Do some word association with me right now: what comes to mind when you hear “vulnerability?” You probably don’t associate it with strength, right? In reality, you probably tie it to the opposite.

But what if the concept of “vulnerability” is, in fact, strong for people?

It well might be.

This is an awesome article about vulnerability — featuring a cool story about DARPA and the release of red balloons that I suggest you read — and this part pops out:

We think about trust and vulnerability the way we think about standing on solid ground and leaping into the unknown. First we build trust, then we leap. But science is showing we’ve got it backward. Vulnerability doesn’t come after trust — it precedes it. Leaping into the unknown, when done alongside others, causes the solid ground of trust to materialize beneath our feet.

Think on that: vulnerability precedes trust. When we leap into the unknown alongside others, solid ground appears.

I feel like this is actually somewhat normative and commonplace at work, although we don’t love to admit it. When you’re on a team where people are open and honest and show vulnerabilities (“Hey, I’m nervous about this project”), it fosters much more of a sense of team, community, context, and collaboration.

When you’re on a team with a bunch of box-checking, bell-ringing assholes, all you want to do is plunge your head into the toilet every morning at 10:01am. “Where is the deliverable? Why is it not in Asana?”

Human beings are human beings. We are people. (Is this breaking news?) We are social animals. To thrive, we need respect and context and humanity and conversation and gratitude and friends. Communication — almost always a train wreck at every job you’ll ever hold — needs to be transparent and real; instead it’s usually within platforms and over email, even though face-to-face communication is 34x more effective.

In this way, vulnerability should be a strength — and could drive more effective work.

Unfortunately, though, work is so much about power and control and “owning” certain things that, in most offices, any display of vulnerability would automatically make you a lesser tier or even “the bitch” of a certain team.

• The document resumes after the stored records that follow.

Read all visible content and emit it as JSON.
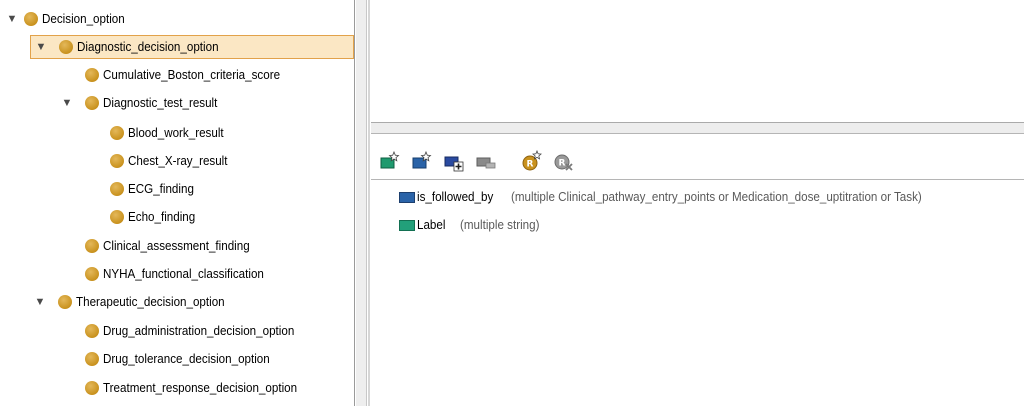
{
  "tree": {
    "items": [
      {
        "label": "Decision_option",
        "toggle": "▼"
      },
      {
        "label": "Diagnostic_decision_option",
        "toggle": "▼"
      },
      {
        "label": "Cumulative_Boston_criteria_score",
        "toggle": ""
      },
      {
        "label": "Diagnostic_test_result",
        "toggle": "▼"
      },
      {
        "label": "Blood_work_result",
        "toggle": ""
      },
      {
        "label": "Chest_X-ray_result",
        "toggle": ""
      },
      {
        "label": "ECG_finding",
        "toggle": ""
      },
      {
        "label": "Echo_finding",
        "toggle": ""
      },
      {
        "label": "Clinical_assessment_finding",
        "toggle": ""
      },
      {
        "label": "NYHA_functional_classification",
        "toggle": ""
      },
      {
        "label": "Therapeutic_decision_option",
        "toggle": "▼"
      },
      {
        "label": "Drug_administration_decision_option",
        "toggle": ""
      },
      {
        "label": "Drug_tolerance_decision_option",
        "toggle": ""
      },
      {
        "label": "Treatment_response_decision_option",
        "toggle": ""
      }
    ],
    "selected_item": "Diagnostic_decision_option"
  },
  "toolbar": {
    "buttons": [
      {
        "name": "add-data-property-icon",
        "color": "#1f9a6e"
      },
      {
        "name": "add-object-property-icon",
        "color": "#2a63a8"
      },
      {
        "name": "add-property-to-class-icon",
        "color": "#2a4aa0"
      },
      {
        "name": "remove-property-icon",
        "color": "#8a8a8a"
      },
      {
        "name": "create-restriction-icon",
        "color": "#c9921e"
      },
      {
        "name": "delete-restriction-icon",
        "color": "#9a9a9a"
      }
    ]
  },
  "properties": [
    {
      "name": "is_followed_by",
      "description": "(multiple Clinical_pathway_entry_points or Medication_dose_uptitration or Task)",
      "icon_color": "#2a63a8"
    },
    {
      "name": "Label",
      "description": "(multiple string)",
      "icon_color": "#22a07a"
    }
  ]
}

Isn’t that pretty messed up?

Vulnerability underscores the entire human condition.

But showing it at work gets your neck snapped.

That doesn’t feel rational.

Maybe that’s why only 15% of people globally report liking their job.

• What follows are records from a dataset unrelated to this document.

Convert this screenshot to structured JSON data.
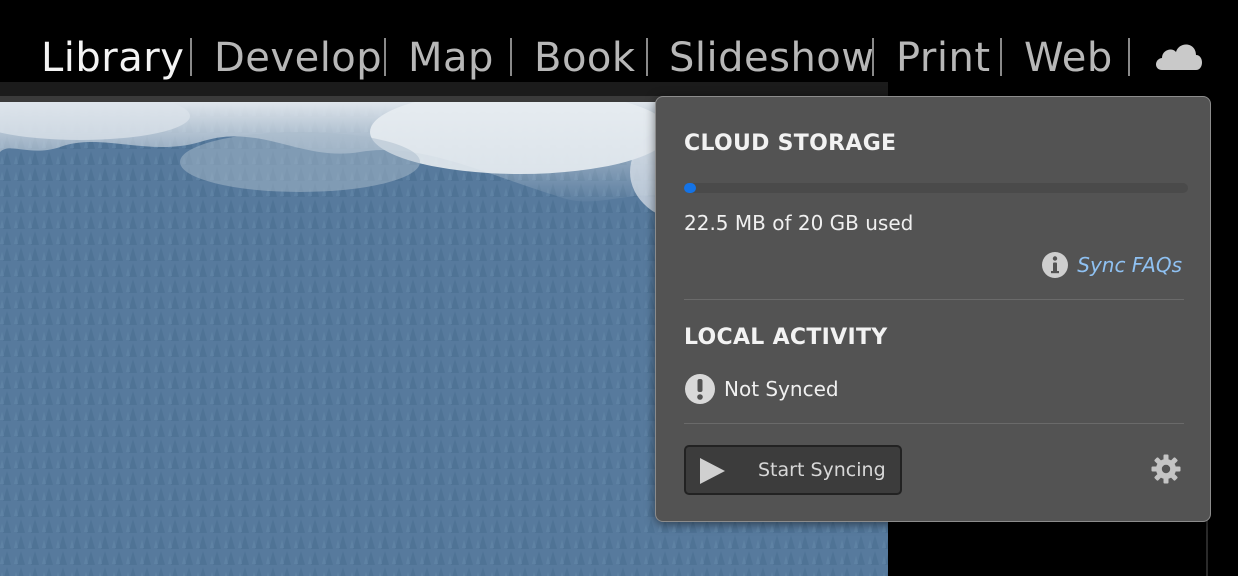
{
  "modules": [
    {
      "label": "Library",
      "active": true
    },
    {
      "label": "Develop",
      "active": false
    },
    {
      "label": "Map",
      "active": false
    },
    {
      "label": "Book",
      "active": false
    },
    {
      "label": "Slideshow",
      "active": false
    },
    {
      "label": "Print",
      "active": false
    },
    {
      "label": "Web",
      "active": false
    }
  ],
  "cloud_icon": "cloud-icon",
  "popover": {
    "cloud_storage_heading": "CLOUD STORAGE",
    "usage_fraction": 0.0011,
    "usage_text": "22.5 MB of 20 GB used",
    "faq_icon": "info-icon",
    "faq_link": "Sync FAQs",
    "local_activity_heading": "LOCAL ACTIVITY",
    "status_icon": "warning-icon",
    "status_text": "Not Synced",
    "sync_button_icon": "play-icon",
    "sync_button_label": "Start Syncing",
    "settings_icon": "gear-icon"
  },
  "colors": {
    "accent": "#1473e6",
    "link": "#8fc1f2",
    "popover_bg": "#535353"
  }
}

What if we just designed work in a more “human” way, where respect, transparency, the ability to be vulnerable, the chance to show your emotions … what if those things were normative and we screeched less about KPIs, ROI, and CAGR?

You might say: “Well, that’s not a business. That’s a therapy session.”

OK, OK. I see that.

But what if there’s a place somewhere in the middle?

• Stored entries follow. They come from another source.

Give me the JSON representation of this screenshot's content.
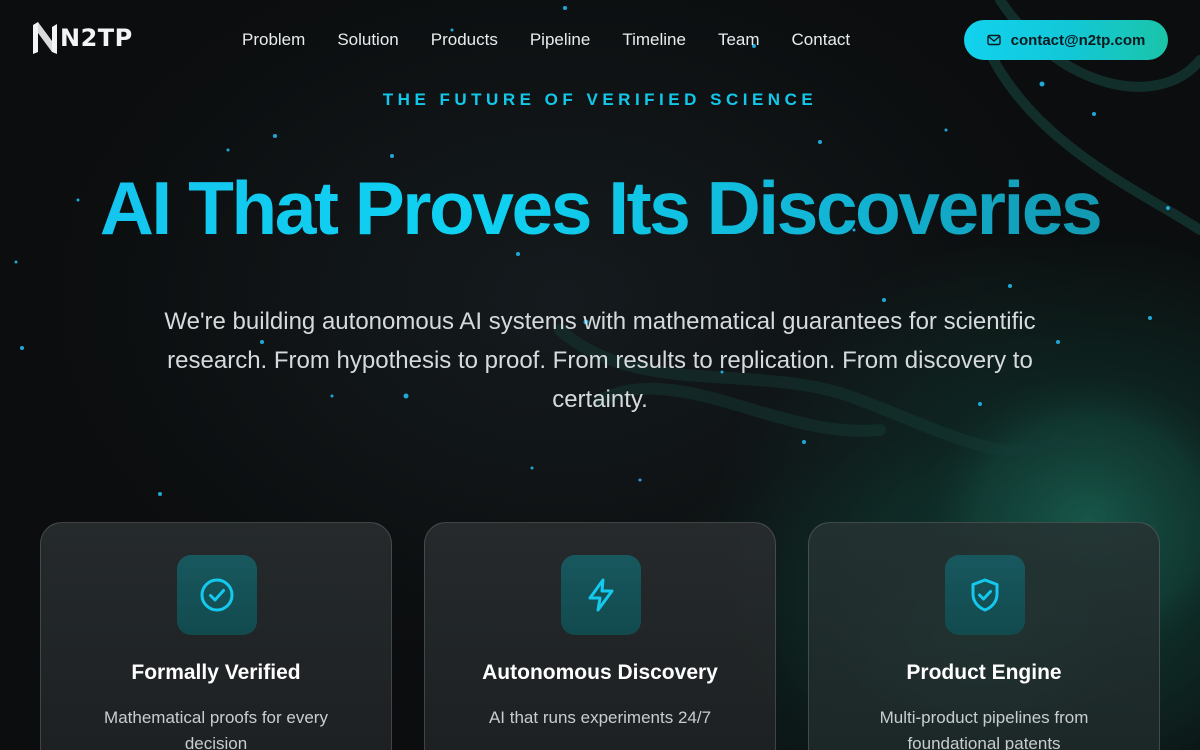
{
  "brand": {
    "name": "N2TP"
  },
  "nav": {
    "links": [
      "Problem",
      "Solution",
      "Products",
      "Pipeline",
      "Timeline",
      "Team",
      "Contact"
    ],
    "contact_button": "contact@n2tp.com",
    "contact_icon": "mail-icon"
  },
  "hero": {
    "eyebrow": "THE FUTURE OF VERIFIED SCIENCE",
    "headline": "AI That Proves Its Discoveries",
    "subtext": "We're building autonomous AI systems with mathematical guarantees for scientific research. From hypothesis to proof. From results to replication. From discovery to certainty."
  },
  "cards": [
    {
      "icon": "check-circle-icon",
      "title": "Formally Verified",
      "desc": "Mathematical proofs for every decision"
    },
    {
      "icon": "lightning-icon",
      "title": "Autonomous Discovery",
      "desc": "AI that runs experiments 24/7"
    },
    {
      "icon": "shield-check-icon",
      "title": "Product Engine",
      "desc": "Multi-product pipelines from foundational patents"
    }
  ],
  "colors": {
    "accent": "#12c8ea",
    "button_gradient_start": "#12d2ee",
    "button_gradient_end": "#1bc4a8",
    "icon_box": "#17585e",
    "background": "#0b0d0e"
  }
}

What if 12-hour days of running from task to task could become 8/9-hour days?

And what if those days could have some context, communication, conversation, and real emotion to them?

What if gratitude became a thing?

This seems like it would be doable, and profits could still be had.

It’s just not how most people conceptualize “work,” unfortunately.

But vulnerability — try it once. Show it at work. You might get stepped on. Or it might make your current project team more effective than ever.